A greedy woodcutter who hears of this news heads up to the same place right away and deliberately drops his axe into the pond. Again, the god of the mountain appears. He is asked the same question, but not having heard the detailed circumstances, he immediately replies that yes, both the gold and silver axes are his. The god is very angry upon hearing this and disappears into the water, and the greedy woodcutter is left with no axe at all, not even his iron one.
* The Good: Honest woodcutter
* The Bad: Lying woodcutter
* The Ugly: Nobody/nothing really reeking of ugly here
* The unexpected feature character: God of the mountain who lives in a pond?
Woodcutters are popular in folk tales. This one is a bit more complex to judge, though. “The Woodcutter and Sunnyeo”. (선녀 are angelic women from the heavens, and is usually translated as “fairy from the heavens” although their image is not at all like the fantastical creatures in western mythology.)
One day in the mountains, a woodcutter sees a deer fleeing from a hunter and hides him. The deer shows its gratitude by telling the woodcutter the bathing place of the fairies from the heavens. The deer tells him he could take one of them as his wife if he hides her clothes, for she cannot fly back to the heavens without them. The woodcutter is also told not to show her the clothes until they have three children.
The woodcutter follows the deer’s advice and hides the clothes of a fairy. She is left behind when the others return to the sky and stays to marry the woodcutter. By and by, the woodcutter and fairy have children, but the woodcutter, having forgotten the deer’s advice, shows his wife her clothes after they have two. The fairy puts on her flying clothes and with one child in each arm, heads back to the heavens, leaving the woodcutter behind.
Short versions for children usually stop here. The longer version mentions the woodcutter being so miserable after this incident that the deer returns to tell him of the water pail the heavens send down to get water. The woodcutter rides the pail to the heavens and reconciles with his wife and children and live there happily for a while. He soon misses his old mother so decides to pay her a visit on a skyhorse, which his wife tells him not to disembark for any reason. The woodcutter’s mother is so happy to see her son, she makes him hot juk (Korean porridge) and accidentally drops some on the skyhorse. The skyhorse is startled and abruptly flies to the sky, dropping the woodcutter on the land. The woodcutter dies and becomes a rooster, who cries everyday looking up to the heavens.
* The Good: ? Maybe the sunnyeo but I’m not so sure. (Debatable.)
* The Bad: The woodcutter, no? What’s with stealing clothes to get yourself a wife? Saving the deer was pretty cool but hey. Really. (Also debatable.)

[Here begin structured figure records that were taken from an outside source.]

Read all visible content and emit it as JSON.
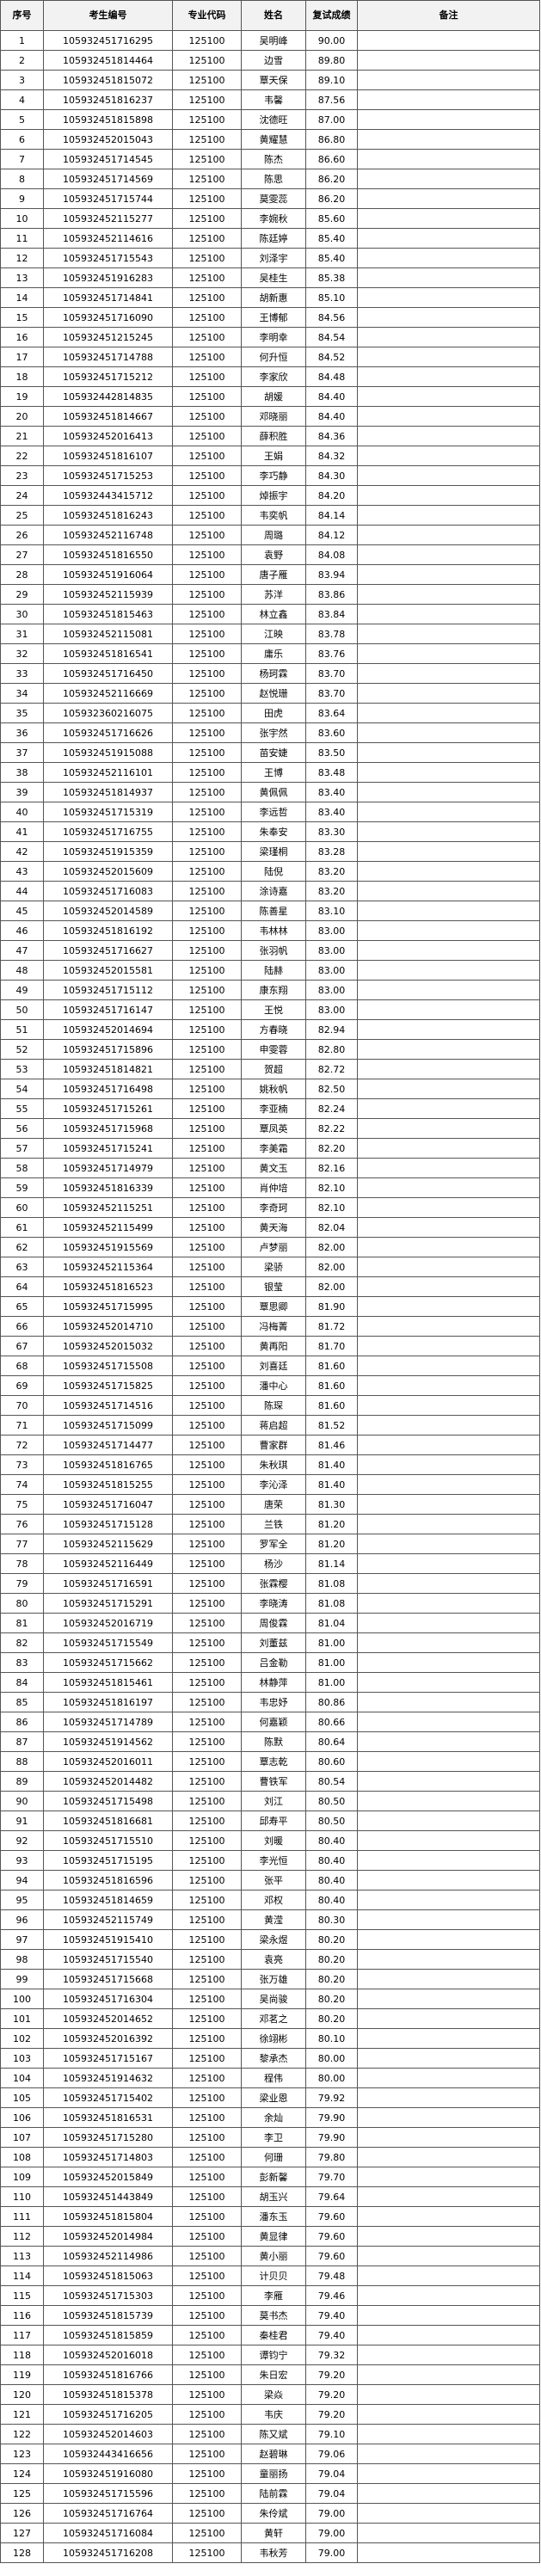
{
  "table": {
    "columns": [
      "序号",
      "考生编号",
      "专业代码",
      "姓名",
      "复试成绩",
      "备注"
    ],
    "rows": [
      [
        "1",
        "105932451716295",
        "125100",
        "吴明峰",
        "90.00"
      ],
      [
        "2",
        "105932451814464",
        "125100",
        "边雪",
        "89.80"
      ],
      [
        "3",
        "105932451815072",
        "125100",
        "覃天保",
        "89.10"
      ],
      [
        "4",
        "105932451816237",
        "125100",
        "韦馨",
        "87.56"
      ],
      [
        "5",
        "105932451815898",
        "125100",
        "沈德旺",
        "87.00"
      ],
      [
        "6",
        "105932452015043",
        "125100",
        "黄耀慧",
        "86.80"
      ],
      [
        "7",
        "105932451714545",
        "125100",
        "陈杰",
        "86.60"
      ],
      [
        "8",
        "105932451714569",
        "125100",
        "陈思",
        "86.20"
      ],
      [
        "9",
        "105932451715744",
        "125100",
        "莫雯蕊",
        "86.20"
      ],
      [
        "10",
        "105932452115277",
        "125100",
        "李婉秋",
        "85.60"
      ],
      [
        "11",
        "105932452114616",
        "125100",
        "陈廷婷",
        "85.40"
      ],
      [
        "12",
        "105932451715543",
        "125100",
        "刘泽宇",
        "85.40"
      ],
      [
        "13",
        "105932451916283",
        "125100",
        "吴桂生",
        "85.38"
      ],
      [
        "14",
        "105932451714841",
        "125100",
        "胡新惠",
        "85.10"
      ],
      [
        "15",
        "105932451716090",
        "125100",
        "王博郁",
        "84.56"
      ],
      [
        "16",
        "105932451215245",
        "125100",
        "李明幸",
        "84.54"
      ],
      [
        "17",
        "105932451714788",
        "125100",
        "何升恒",
        "84.52"
      ],
      [
        "18",
        "105932451715212",
        "125100",
        "李家欣",
        "84.48"
      ],
      [
        "19",
        "105932442814835",
        "125100",
        "胡媛",
        "84.40"
      ],
      [
        "20",
        "105932451814667",
        "125100",
        "邓晓丽",
        "84.40"
      ],
      [
        "21",
        "105932452016413",
        "125100",
        "薛积胜",
        "84.36"
      ],
      [
        "22",
        "105932451816107",
        "125100",
        "王娟",
        "84.32"
      ],
      [
        "23",
        "105932451715253",
        "125100",
        "李巧静",
        "84.30"
      ],
      [
        "24",
        "105932443415712",
        "125100",
        "焯振宇",
        "84.20"
      ],
      [
        "25",
        "105932451816243",
        "125100",
        "韦奕帆",
        "84.14"
      ],
      [
        "26",
        "105932452116748",
        "125100",
        "周璐",
        "84.12"
      ],
      [
        "27",
        "105932451816550",
        "125100",
        "袁野",
        "84.08"
      ],
      [
        "28",
        "105932451916064",
        "125100",
        "唐子雁",
        "83.94"
      ],
      [
        "29",
        "105932452115939",
        "125100",
        "苏洋",
        "83.86"
      ],
      [
        "30",
        "105932451815463",
        "125100",
        "林立鑫",
        "83.84"
      ],
      [
        "31",
        "105932452115081",
        "125100",
        "江映",
        "83.78"
      ],
      [
        "32",
        "105932451816541",
        "125100",
        "庸乐",
        "83.76"
      ],
      [
        "33",
        "105932451716450",
        "125100",
        "杨珂霖",
        "83.70"
      ],
      [
        "34",
        "105932452116669",
        "125100",
        "赵悦珊",
        "83.70"
      ],
      [
        "35",
        "105932360216075",
        "125100",
        "田虎",
        "83.64"
      ],
      [
        "36",
        "105932451716626",
        "125100",
        "张宇然",
        "83.60"
      ],
      [
        "37",
        "105932451915088",
        "125100",
        "苗安婕",
        "83.50"
      ],
      [
        "38",
        "105932452116101",
        "125100",
        "王博",
        "83.48"
      ],
      [
        "39",
        "105932451814937",
        "125100",
        "黄佩佩",
        "83.40"
      ],
      [
        "40",
        "105932451715319",
        "125100",
        "李远哲",
        "83.40"
      ],
      [
        "41",
        "105932451716755",
        "125100",
        "朱奉安",
        "83.30"
      ],
      [
        "42",
        "105932451915359",
        "125100",
        "梁瑾桐",
        "83.28"
      ],
      [
        "43",
        "105932452015609",
        "125100",
        "陆倪",
        "83.20"
      ],
      [
        "44",
        "105932451716083",
        "125100",
        "涂诗嘉",
        "83.20"
      ],
      [
        "45",
        "105932452014589",
        "125100",
        "陈善星",
        "83.10"
      ],
      [
        "46",
        "105932451816192",
        "125100",
        "韦林林",
        "83.00"
      ],
      [
        "47",
        "105932451716627",
        "125100",
        "张羽帆",
        "83.00"
      ],
      [
        "48",
        "105932452015581",
        "125100",
        "陆赫",
        "83.00"
      ],
      [
        "49",
        "105932451715112",
        "125100",
        "康东翔",
        "83.00"
      ],
      [
        "50",
        "105932451716147",
        "125100",
        "王悦",
        "83.00"
      ],
      [
        "51",
        "105932452014694",
        "125100",
        "方春晓",
        "82.94"
      ],
      [
        "52",
        "105932451715896",
        "125100",
        "申雯蓉",
        "82.80"
      ],
      [
        "53",
        "105932451814821",
        "125100",
        "贺超",
        "82.72"
      ],
      [
        "54",
        "105932451716498",
        "125100",
        "姚秋帆",
        "82.50"
      ],
      [
        "55",
        "105932451715261",
        "125100",
        "李亚楠",
        "82.24"
      ],
      [
        "56",
        "105932451715968",
        "125100",
        "覃凤英",
        "82.22"
      ],
      [
        "57",
        "105932451715241",
        "125100",
        "李美霜",
        "82.20"
      ],
      [
        "58",
        "105932451714979",
        "125100",
        "黄文玉",
        "82.16"
      ],
      [
        "59",
        "105932451816339",
        "125100",
        "肖仲培",
        "82.10"
      ],
      [
        "60",
        "105932452115251",
        "125100",
        "李奇珂",
        "82.10"
      ],
      [
        "61",
        "105932452115499",
        "125100",
        "黄天海",
        "82.04"
      ],
      [
        "62",
        "105932451915569",
        "125100",
        "卢梦丽",
        "82.00"
      ],
      [
        "63",
        "105932452115364",
        "125100",
        "梁骄",
        "82.00"
      ],
      [
        "64",
        "105932451816523",
        "125100",
        "银莹",
        "82.00"
      ],
      [
        "65",
        "105932451715995",
        "125100",
        "覃思卿",
        "81.90"
      ],
      [
        "66",
        "105932452014710",
        "125100",
        "冯梅菁",
        "81.72"
      ],
      [
        "67",
        "105932452015032",
        "125100",
        "黄再阳",
        "81.70"
      ],
      [
        "68",
        "105932451715508",
        "125100",
        "刘喜廷",
        "81.60"
      ],
      [
        "69",
        "105932451715825",
        "125100",
        "潘中心",
        "81.60"
      ],
      [
        "70",
        "105932451714516",
        "125100",
        "陈琛",
        "81.60"
      ],
      [
        "71",
        "105932451715099",
        "125100",
        "蒋启超",
        "81.52"
      ],
      [
        "72",
        "105932451714477",
        "125100",
        "曹家群",
        "81.46"
      ],
      [
        "73",
        "105932451816765",
        "125100",
        "朱秋琪",
        "81.40"
      ],
      [
        "74",
        "105932451815255",
        "125100",
        "李沁泽",
        "81.40"
      ],
      [
        "75",
        "105932451716047",
        "125100",
        "唐荣",
        "81.30"
      ],
      [
        "76",
        "105932451715128",
        "125100",
        "兰铁",
        "81.20"
      ],
      [
        "77",
        "105932452115629",
        "125100",
        "罗军全",
        "81.20"
      ],
      [
        "78",
        "105932452116449",
        "125100",
        "杨沙",
        "81.14"
      ],
      [
        "79",
        "105932451716591",
        "125100",
        "张霖樱",
        "81.08"
      ],
      [
        "80",
        "105932451715291",
        "125100",
        "李晓涛",
        "81.08"
      ],
      [
        "81",
        "105932452016719",
        "125100",
        "周俊霖",
        "81.04"
      ],
      [
        "82",
        "105932451715549",
        "125100",
        "刘董兹",
        "81.00"
      ],
      [
        "83",
        "105932451715662",
        "125100",
        "吕金勒",
        "81.00"
      ],
      [
        "84",
        "105932451815461",
        "125100",
        "林静萍",
        "81.00"
      ],
      [
        "85",
        "105932451816197",
        "125100",
        "韦忠妤",
        "80.86"
      ],
      [
        "86",
        "105932451714789",
        "125100",
        "何嘉颖",
        "80.66"
      ],
      [
        "87",
        "105932451914562",
        "125100",
        "陈默",
        "80.64"
      ],
      [
        "88",
        "105932452016011",
        "125100",
        "覃志乾",
        "80.60"
      ],
      [
        "89",
        "105932452014482",
        "125100",
        "曹铁军",
        "80.54"
      ],
      [
        "90",
        "105932451715498",
        "125100",
        "刘江",
        "80.50"
      ],
      [
        "91",
        "105932451816681",
        "125100",
        "邱寿平",
        "80.50"
      ],
      [
        "92",
        "105932451715510",
        "125100",
        "刘暖",
        "80.40"
      ],
      [
        "93",
        "105932451715195",
        "125100",
        "李光恒",
        "80.40"
      ],
      [
        "94",
        "105932451816596",
        "125100",
        "张平",
        "80.40"
      ],
      [
        "95",
        "105932451814659",
        "125100",
        "邓权",
        "80.40"
      ],
      [
        "96",
        "105932452115749",
        "125100",
        "黄滢",
        "80.30"
      ],
      [
        "97",
        "105932451915410",
        "125100",
        "梁永煜",
        "80.20"
      ],
      [
        "98",
        "105932451715540",
        "125100",
        "袁亮",
        "80.20"
      ],
      [
        "99",
        "105932451715668",
        "125100",
        "张万雄",
        "80.20"
      ],
      [
        "100",
        "105932451716304",
        "125100",
        "吴尚骏",
        "80.20"
      ],
      [
        "101",
        "105932452014652",
        "125100",
        "邓茗之",
        "80.20"
      ],
      [
        "102",
        "105932452016392",
        "125100",
        "徐翊彬",
        "80.10"
      ],
      [
        "103",
        "105932451715167",
        "125100",
        "黎承杰",
        "80.00"
      ],
      [
        "104",
        "105932451914632",
        "125100",
        "程伟",
        "80.00"
      ],
      [
        "105",
        "105932451715402",
        "125100",
        "梁业恩",
        "79.92"
      ],
      [
        "106",
        "105932451816531",
        "125100",
        "余灿",
        "79.90"
      ],
      [
        "107",
        "105932451715280",
        "125100",
        "李卫",
        "79.90"
      ],
      [
        "108",
        "105932451714803",
        "125100",
        "何珊",
        "79.80"
      ],
      [
        "109",
        "105932452015849",
        "125100",
        "彭新馨",
        "79.70"
      ],
      [
        "110",
        "105932451443849",
        "125100",
        "胡玉兴",
        "79.64"
      ],
      [
        "111",
        "105932451815804",
        "125100",
        "潘东玉",
        "79.60"
      ],
      [
        "112",
        "105932452014984",
        "125100",
        "黄显律",
        "79.60"
      ],
      [
        "113",
        "105932452114986",
        "125100",
        "黄小丽",
        "79.60"
      ],
      [
        "114",
        "105932451815063",
        "125100",
        "计贝贝",
        "79.48"
      ],
      [
        "115",
        "105932451715303",
        "125100",
        "李雁",
        "79.46"
      ],
      [
        "116",
        "105932451815739",
        "125100",
        "莫书杰",
        "79.40"
      ],
      [
        "117",
        "105932451815859",
        "125100",
        "秦桂君",
        "79.40"
      ],
      [
        "118",
        "105932452016018",
        "125100",
        "谭钧宁",
        "79.32"
      ],
      [
        "119",
        "105932451816766",
        "125100",
        "朱日宏",
        "79.20"
      ],
      [
        "120",
        "105932451815378",
        "125100",
        "梁焱",
        "79.20"
      ],
      [
        "121",
        "105932451716205",
        "125100",
        "韦庆",
        "79.20"
      ],
      [
        "122",
        "105932452014603",
        "125100",
        "陈又斌",
        "79.10"
      ],
      [
        "123",
        "105932443416656",
        "125100",
        "赵碧琳",
        "79.06"
      ],
      [
        "124",
        "105932451916080",
        "125100",
        "童丽扬",
        "79.04"
      ],
      [
        "125",
        "105932451715596",
        "125100",
        "陆前霖",
        "79.04"
      ],
      [
        "126",
        "105932451716764",
        "125100",
        "朱伶斌",
        "79.00"
      ],
      [
        "127",
        "105932451716084",
        "125100",
        "黄轩",
        "79.00"
      ],
      [
        "128",
        "105932451716208",
        "125100",
        "韦秋芳",
        "79.00"
      ]
    ]
  }
}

* The Ugly: Peeking at bathing beauties and stealing their clothes is not cool. Neither is advising someone to do so. Deer, what were you thinking?
* The unexpected feature character: The deer.
This is only a smidgen of Korean folk tales; I’ve only listed the most well known with some prominent characters. Some are quite clear in the good vs bad theme, whereas others (like the last one) can give much fuel to a heated debate. However, whatever story it is, you can be sure it will be intriguing and interesting, especially if you’re not reading the simplified versions. What’s fortunate is that there are many translations available of these stories; check them out at your next trip to the bookstore and come up with your own verdict of the good, the bad, and the ugly. It’ll be fun.